Saturday, June 22, 2013

City Beneath The Sea





 
For a control room these operations needs more chairs or safety railings. And can't the women be allowed more sensible shoes than the hooker heels they are forced to wear?
 

 
They even have a merman guy that can breath underwater. This was years before 'The Man From Atlantis' came to television. The concept must have just stuck. I think people like people who can breath underwater. I think and Aquaman movie would be a huge hit.


 
This is such an Irwin Allen production that they borrowed the Flying Sub from Journey To The Bottom Of The Sea. Conveniently, there are two mission to fulfill here and each is about an hour long (with commercials) so you know they just cut together two episodes of a failed TV series and called it a motion picture. This was the second time the concept failed under Allen's direction. I don't blame him for trying to pitch this idea several times. I would watch such a show today. I miss shows like Sea Quest, especially the first season.
 
I found it interesting that Allen first produced a pilot three years earlier that was not picked up by NBC. It had the same name and setting as the motion picture and several of the same characters. You can get a look at it here.
 


In 1967 Irwin Allen produced this network promo for NBC as a potential replacement series for Star Trek. It combines themes and plot-devices from all of Irwin Allen's previous series (specifically Voyage To The Bottom Of The Sea), as well as several subtle (yet obvious) nods to Star Trek. The costumes (designed by Paul Zastupnevich) have the ribbed turtleneck-like collar similar to both of the Star Trek pilots, as well as color co-ordinated department stripes (gold, red, blue, green) - decades ahead of Rick Berman's prequel series - "Star Trek: Enterprise".
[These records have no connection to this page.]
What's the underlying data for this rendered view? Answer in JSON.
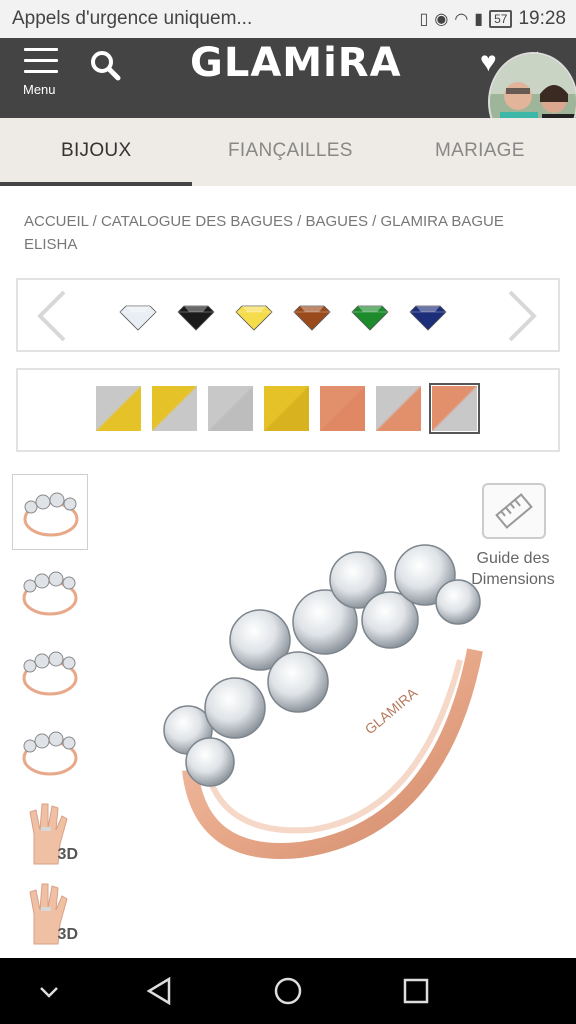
{
  "status_bar": {
    "carrier_text": "Appels d'urgence uniquem...",
    "battery": "57",
    "time": "19:28"
  },
  "header": {
    "menu_label": "Menu",
    "logo": "GLAMiRA"
  },
  "tabs": [
    {
      "label": "BIJOUX"
    },
    {
      "label": "FIANÇAILLES"
    },
    {
      "label": "MARIAGE"
    }
  ],
  "breadcrumb": {
    "text": "ACCUEIL / CATALOGUE DES BAGUES / BAGUES / GLAMIRA BAGUE ELISHA"
  },
  "gemstones": [
    {
      "name": "diamond-white",
      "color": "#e8eef3"
    },
    {
      "name": "black",
      "color": "#1a1a1a"
    },
    {
      "name": "yellow",
      "color": "#f5dc4a"
    },
    {
      "name": "brown",
      "color": "#9b4a1c"
    },
    {
      "name": "green",
      "color": "#1d8a2c"
    },
    {
      "name": "blue",
      "color": "#1c2d7a"
    }
  ],
  "metals": [
    {
      "name": "white-yellow",
      "colors": [
        "#c8c8c8",
        "#e6c229"
      ]
    },
    {
      "name": "yellow-white",
      "colors": [
        "#e6c229",
        "#c8c8c8"
      ]
    },
    {
      "name": "white",
      "colors": [
        "#c8c8c8",
        "#bdbdbd"
      ]
    },
    {
      "name": "yellow",
      "colors": [
        "#e6c229",
        "#d9b21f"
      ]
    },
    {
      "name": "rose",
      "colors": [
        "#e2906c",
        "#e08764"
      ]
    },
    {
      "name": "white-rose",
      "colors": [
        "#c8c8c8",
        "#e2906c"
      ]
    },
    {
      "name": "rose-white",
      "colors": [
        "#e2906c",
        "#c8c8c8"
      ],
      "selected": true
    }
  ],
  "thumbnails": [
    {
      "name": "front",
      "is3d": false,
      "label": ""
    },
    {
      "name": "side",
      "is3d": false,
      "label": ""
    },
    {
      "name": "top",
      "is3d": false,
      "label": ""
    },
    {
      "name": "angle",
      "is3d": false,
      "label": ""
    },
    {
      "name": "hand-3d",
      "is3d": true,
      "label": "3D"
    },
    {
      "name": "hand-3d-2",
      "is3d": true,
      "label": "3D"
    }
  ],
  "size_guide": {
    "label": "Guide des Dimensions"
  },
  "product": {
    "engraving": "GLAMIRA"
  },
  "colors": {
    "header_bg": "#444444",
    "tab_bg": "#eeeae5",
    "rose_gold": "#e8a98a",
    "white_gold": "#d8d8d8"
  }
}
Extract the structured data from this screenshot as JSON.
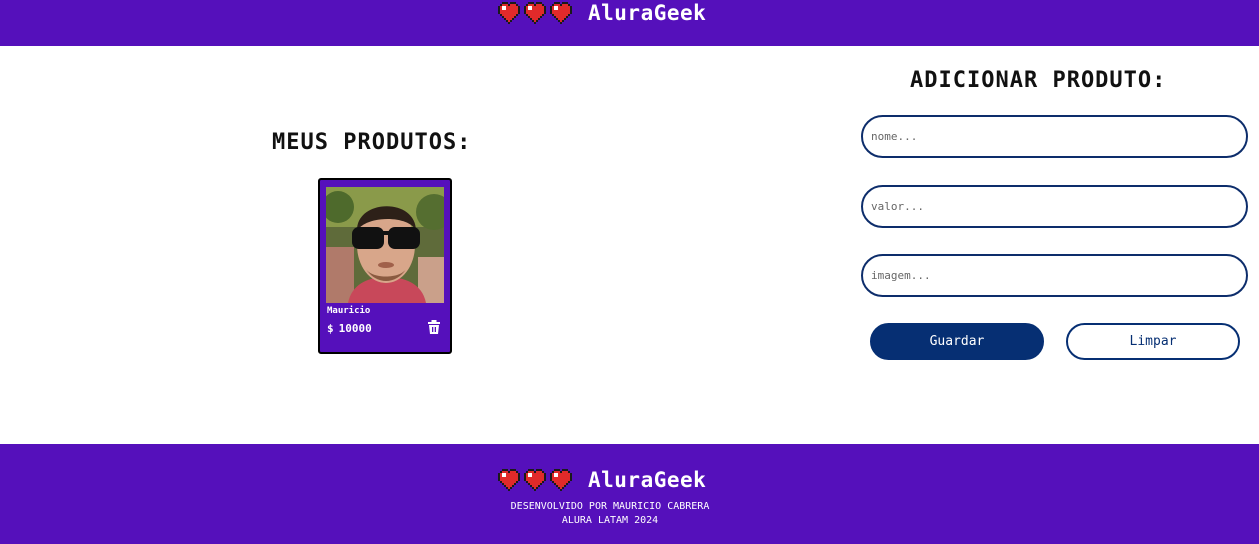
{
  "app": {
    "name": "AluraGeek"
  },
  "colors": {
    "brand_purple": "#5510bb",
    "primary_blue": "#062f73",
    "heart_red": "#e12a2a"
  },
  "icons": {
    "heart": "heart-icon",
    "delete": "trash-icon"
  },
  "products_section": {
    "title": "MEUS PRODUTOS:",
    "items": [
      {
        "name": "Mauricio",
        "currency": "$",
        "price": "10000"
      }
    ]
  },
  "form": {
    "title": "ADICIONAR PRODUTO:",
    "name_placeholder": "nome...",
    "name_value": "",
    "value_placeholder": "valor...",
    "value_value": "",
    "image_placeholder": "imagem...",
    "image_value": "",
    "save_label": "Guardar",
    "clear_label": "Limpar"
  },
  "footer": {
    "credit_line1": "DESENVOLVIDO POR MAURICIO CABRERA",
    "credit_line2": "ALURA LATAM 2024"
  }
}
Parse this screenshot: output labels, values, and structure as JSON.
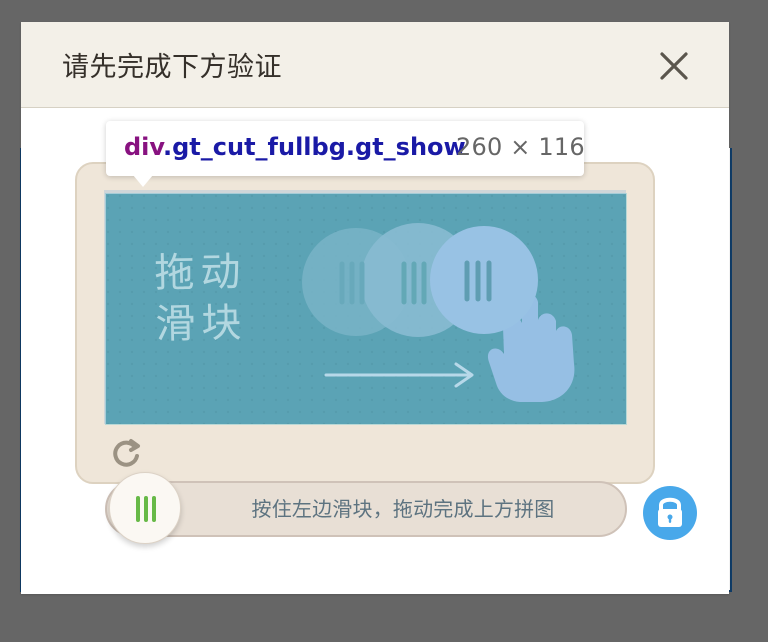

When NBC declined to pick-up the series, Irwin expanded this concept into a motion picture in 1970 and recruited the majority of his stable to reprise similar roles.

2 comments:

M. D. Jackson said...

I loved that movie when I was a kid (and had no taste)!

M. D. Jackson said...

Hey! Isn't that the actor who played Zefram Cochrane from TOS? And there's James Brolin! That would have been a cool show. Too bad it didn't get picked up.